16. Juin 2026

Privés de réseaux

CHINE
Le gouvernement communiste chinois a publié 18 articles destinés à réglementer les activités religieuses sur Internet. Leur contenu interdit et criminalise les activités en ligne des chrétiens.

Les prédications, les moments de prière, les cours de formation de disciples, les activités pour enfants et les écoles bibliques sur Internet sont illégaux en Chine. Les pasteurs ne sont plus autorisés à se présenter en ligne comme des autorités spirituelles et les appels aux dons sont interdits. Les contacts en ligne avec des Églises ou des missionnaires étrangers sont également proscrits. L'État définit lui-même ce qu'il considère comme « extrémiste » ou « sectaire », ce qui lui permet de criminaliser arbitrairement l'enseignement biblique.

L'État, la mesure de toutes choses
Les groupes de prière en ligne sont considérés comme activité religieuse et sont interdits, tout comme les chatbots chrétiens, les réponses bibliques automatisées, les versets bibliques anonymes, les témoignages ou les messages spirituels. Les groupes WeChat ou d'autres réseaux de chat similaires ne doivent pas être utilisés pour diffuser du contenu chrétien. Les cultes, les baptêmes, les temps de prière, les invitations à l'évangélisation ainsi que les contenus bibliques destinés aux enfants sont totalement interdits en ligne. Tous les contenus religieux doivent être préalablement approuvés par l'État. Dans la pratique, les autorisations pour les Églises libres ne sont pratiquement jamais accordées.

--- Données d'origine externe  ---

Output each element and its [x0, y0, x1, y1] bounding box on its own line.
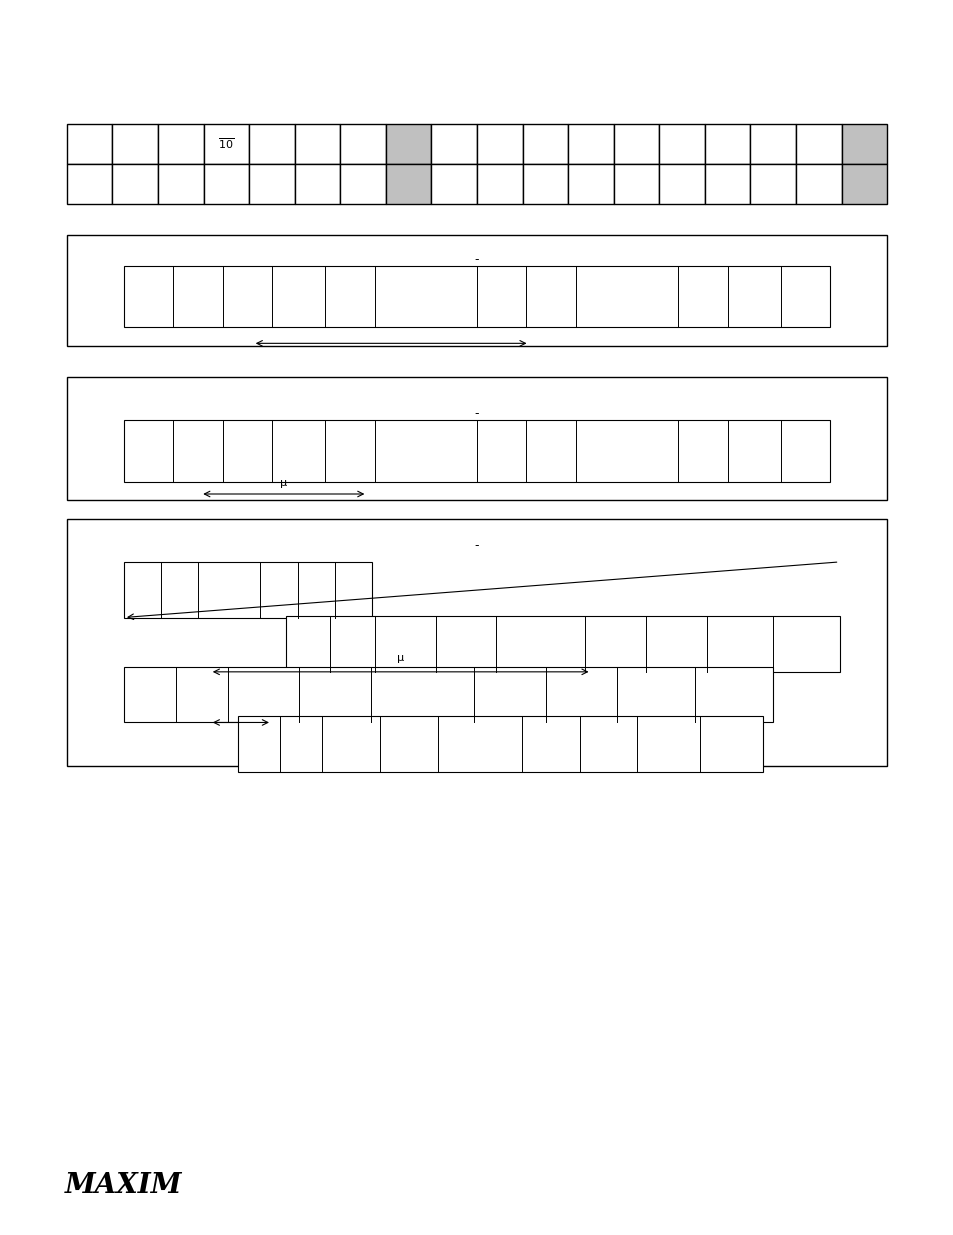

Interruption, blocage et isolement
Les conséquences sont graves : les cultes numériques disparaissent, les églises de maison sont isolées, la vie de disciple est massivement restreinte. Le leadership spirituel est invisibilisé, les églises perdent leur stabilité financière et les partenariats internationaux sont rompus. L'évangélisation numérique est interdite. La communauté s'en trouve délibérément affaiblie, en particulier dans les régions où les chrétiens sont déjà persécutés. Les églises non physiques perdent de facto toute possibilité de se réunir et la transmission de la foi à la génération suivante est bloquée. En cas d'infraction, les contrevenants s'exposent à la suppression de leurs comptes, à des amendes, à une interdiction d'exercer leur profession, à la fermeture de leurs églises et à des poursuites pénales.

C'est à Dieu que revient le dernier mot
Au cours de son histoire, l'Église en Chine a déjà connu à plusieurs reprises une répression massive. Pourtant, le christianisme n'a pas disparu, mais s'est développé malgré (ou précisément à cause de) la pression. L'Église survivra à cette nouvelle vague de persécution et ne se taira pas. Sous l'influence du Saint-Esprit, elle trouvera de nouveaux moyens d'échapper à la surveillance, de vivre sa foi et de la transmettre.